On Nov 15, 2004, at 12:43 PM, Matt wrote:

If the standard database was segregated, some people would inevitably
cock up their configs and run with partial protection. This can cause
problems not only for themselves, but others, in the case of propogation.

Whitelist all traffic you want to allow! Mail servers, web sites...there must be a way. After reading how Lexmark is apparently having their *drivers* phone home, and the number of emails from spammers that may link to pages where users happily click away their lifesavings....and...there's just getting to be too much. It is getting utterly hopeless to have some kind of order arise from the UBE/UCE/Spam/Spim/trojan/virus/worm/scammer/ad content/spyware/etc. muck and mire we're currently dealing with.


I need a new career :-(

There is also the fact, and I am sure that I am not alone, in being very
draconian.
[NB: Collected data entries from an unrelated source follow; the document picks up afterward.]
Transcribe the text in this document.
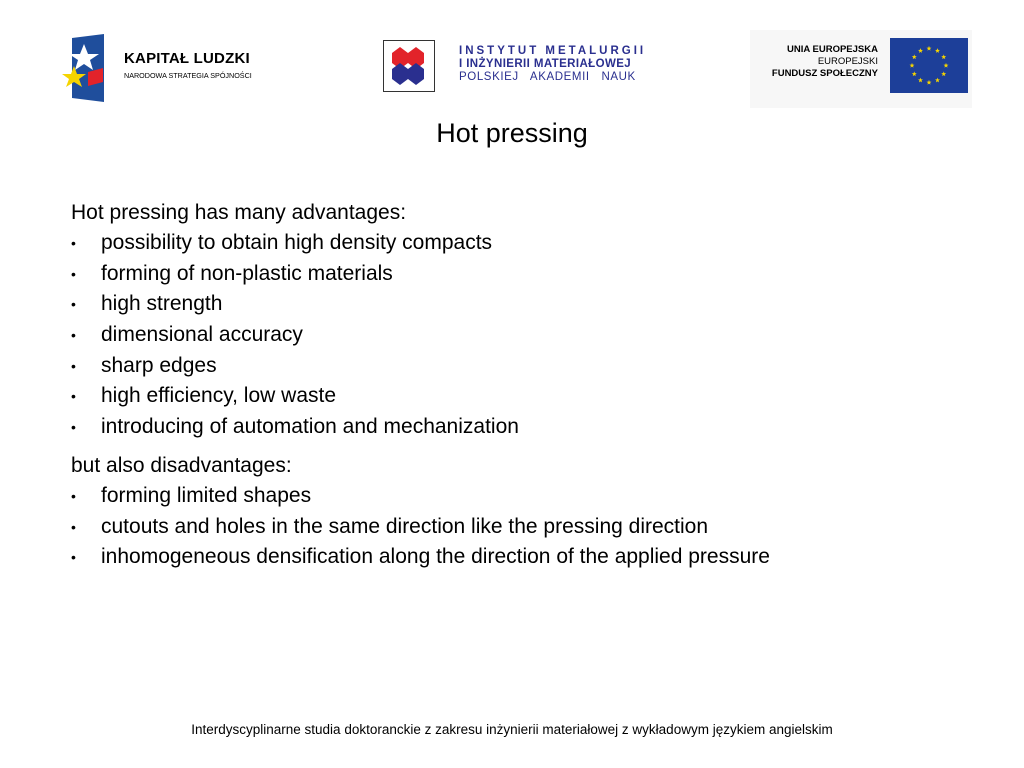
KAPITAŁ LUDZKI
NARODOWA STRATEGIA SPÓJNOŚCI
INSTYTUT METALURGII
I INŻYNIERII MATERIAŁOWEJ
POLSKIEJ AKADEMII NAUK
UNIA EUROPEJSKA
EUROPEJSKI
FUNDUSZ SPOŁECZNY
Hot pressing
Hot pressing has many advantages:
• possibility to obtain high density compacts
• forming of non-plastic materials
• high strength
• dimensional accuracy
• sharp edges
• high efficiency, low waste
• introducing of automation and mechanization
but also disadvantages:
• forming limited shapes
• cutouts and holes in the same direction like the pressing direction
• inhomogeneous densification along the direction of the applied pressure
Interdyscyplinarne studia doktoranckie z zakresu inżynierii materiałowej z wykładowym językiem angielskim
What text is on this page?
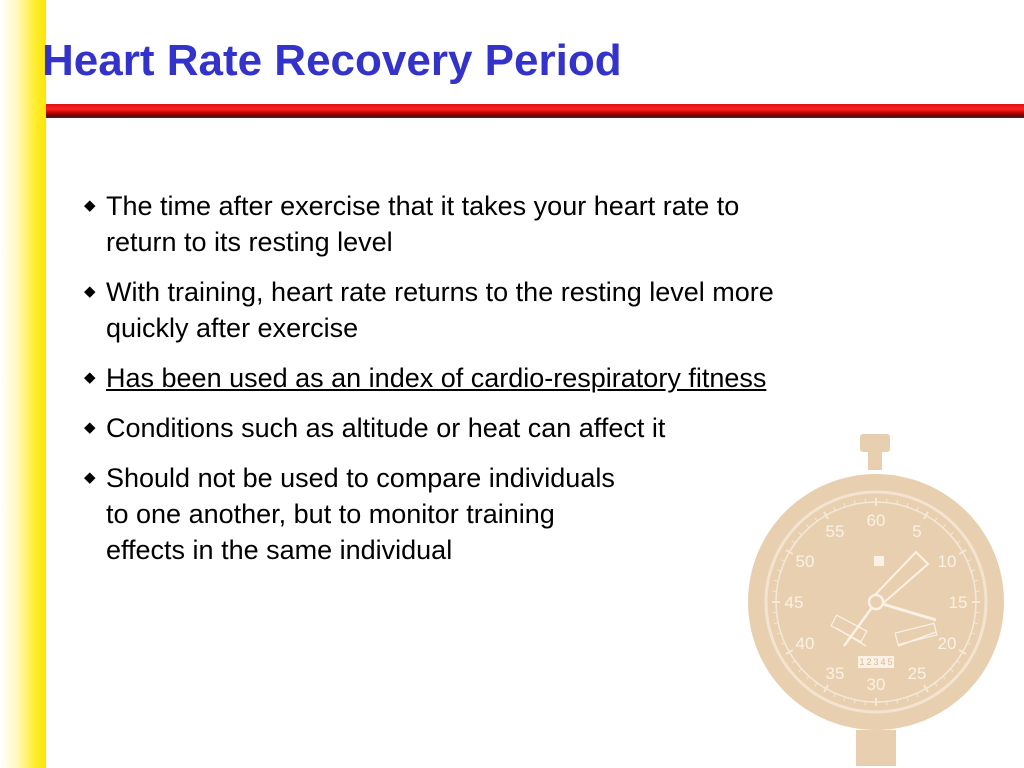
Heart Rate Recovery Period
◆ The time after exercise that it takes your heart rate to
return to its resting level
◆ With training, heart rate returns to the resting level more
quickly after exercise
◆ Has been used as an index of cardio-respiratory fitness
◆ Conditions such as altitude or heat can affect it
◆ Should not be used to compare individuals
to one another, but to monitor training
effects in the same individual
60
5
10
15
20
25
30
35
40
45
50
55
1 2 3 4 5
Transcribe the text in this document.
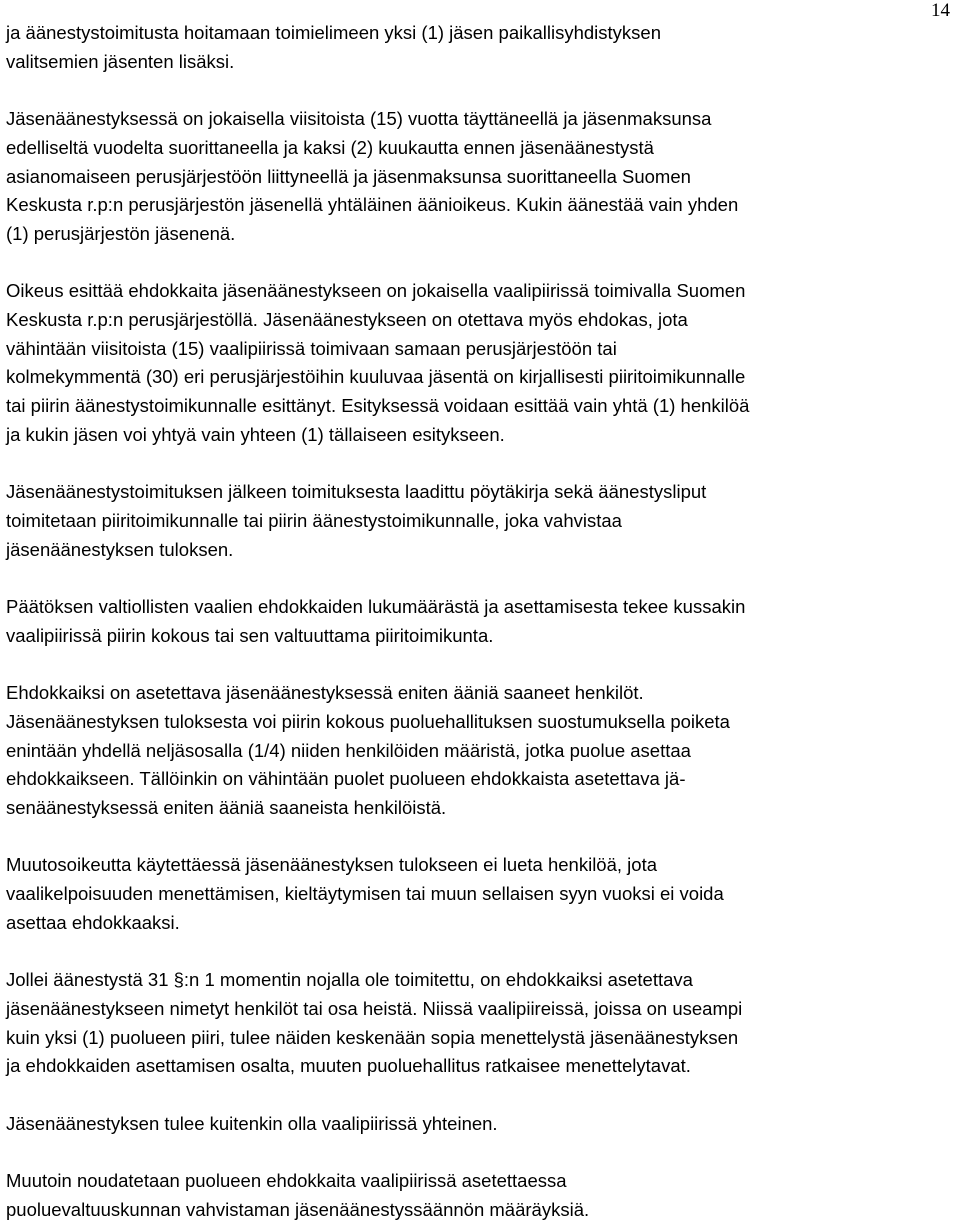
14

ja äänestystoimitusta hoitamaan toimielimeen yksi (1) jäsen paikallisyhdistyksen
valitsemien jäsenten lisäksi.

Jäsenäänestyksessä on jokaisella viisitoista (15) vuotta täyttäneellä ja jäsenmaksunsa
edelliseltä vuodelta suorittaneella ja kaksi (2) kuukautta ennen jäsenäänestystä
asianomaiseen perusjärjestöön liittyneellä ja jäsenmaksunsa suorittaneella Suomen
Keskusta r.p:n perusjärjestön jäsenellä yhtäläinen äänioikeus. Kukin äänestää vain yhden
(1) perusjärjestön jäsenenä.

Oikeus esittää ehdokkaita jäsenäänestykseen on jokaisella vaalipiirissä toimivalla Suomen
Keskusta r.p:n perusjärjestöllä. Jäsenäänestykseen on otettava myös ehdokas, jota
vähintään viisitoista (15) vaalipiirissä toimivaan samaan perusjärjestöön tai
kolmekymmentä (30) eri perusjärjestöihin kuuluvaa jäsentä on kirjallisesti piiritoimikunnalle
tai piirin äänestystoimikunnalle esittänyt. Esityksessä voidaan esittää vain yhtä (1) henkilöä
ja kukin jäsen voi yhtyä vain yhteen (1) tällaiseen esitykseen.

Jäsenäänestystoimituksen jälkeen toimituksesta laadittu pöytäkirja sekä äänestysliput
toimitetaan piiritoimikunnalle tai piirin äänestystoimikunnalle, joka vahvistaa
jäsenäänestyksen tuloksen.

Päätöksen valtiollisten vaalien ehdokkaiden lukumäärästä ja asettamisesta tekee kussakin
vaalipiirissä piirin kokous tai sen valtuuttama piiritoimikunta.

Ehdokkaiksi on asetettava jäsenäänestyksessä eniten ääniä saaneet henkilöt.
Jäsenäänestyksen tuloksesta voi piirin kokous puoluehallituksen suostumuksella poiketa
enintään yhdellä neljäsosalla (1/4) niiden henkilöiden määristä, jotka puolue asettaa
ehdokkaikseen. Tällöinkin on vähintään puolet puolueen ehdokkaista asetettava jä-
senäänestyksessä eniten ääniä saaneista henkilöistä.

Muutosoikeutta käytettäessä jäsenäänestyksen tulokseen ei lueta henkilöä, jota
vaalikelpoisuuden menettämisen, kieltäytymisen tai muun sellaisen syyn vuoksi ei voida
asettaa ehdokkaaksi.

Jollei äänestystä 31 §:n 1 momentin nojalla ole toimitettu, on ehdokkaiksi asetettava
jäsenäänestykseen nimetyt henkilöt tai osa heistä. Niissä vaalipiireissä, joissa on useampi
kuin yksi (1) puolueen piiri, tulee näiden keskenään sopia menettelystä jäsenäänestyksen
ja ehdokkaiden asettamisen osalta, muuten puoluehallitus ratkaisee menettelytavat.

Jäsenäänestyksen tulee kuitenkin olla vaalipiirissä yhteinen.

Muutoin noudatetaan puolueen ehdokkaita vaalipiirissä asetettaessa
puoluevaltuuskunnan vahvistaman jäsenäänestyssäännön määräyksiä.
You control the machines, the users get what they are given :)

This is why UNIX had the "modular black box" model, as I recall...take the app, make it focus on it's task, and if you need other functionality, it was done in another app. Chain together. Repeat as necessary.


Some...many...ISPs would want a scoring system for spam so users can have an opportunity to filter themselves or decide their tolerance and training levels.

Others, like my school, need to make decisions FOR everyone because there's too many users that just don't take the time to learn how to use it. We have too much user turnover and it's impractical with our human resources to keep people up to speed when they really don't give a hoot about such things.

Some people don't like their messages being filtered at all...they prefer it done by themselves at the desktop. Some people combine it, some at the server, some at the desktop.

The modular model makes all these possible with ClamAV without ClamAV being twisted or bent to fit. It plugs in and does it's job, nothing more nothing less.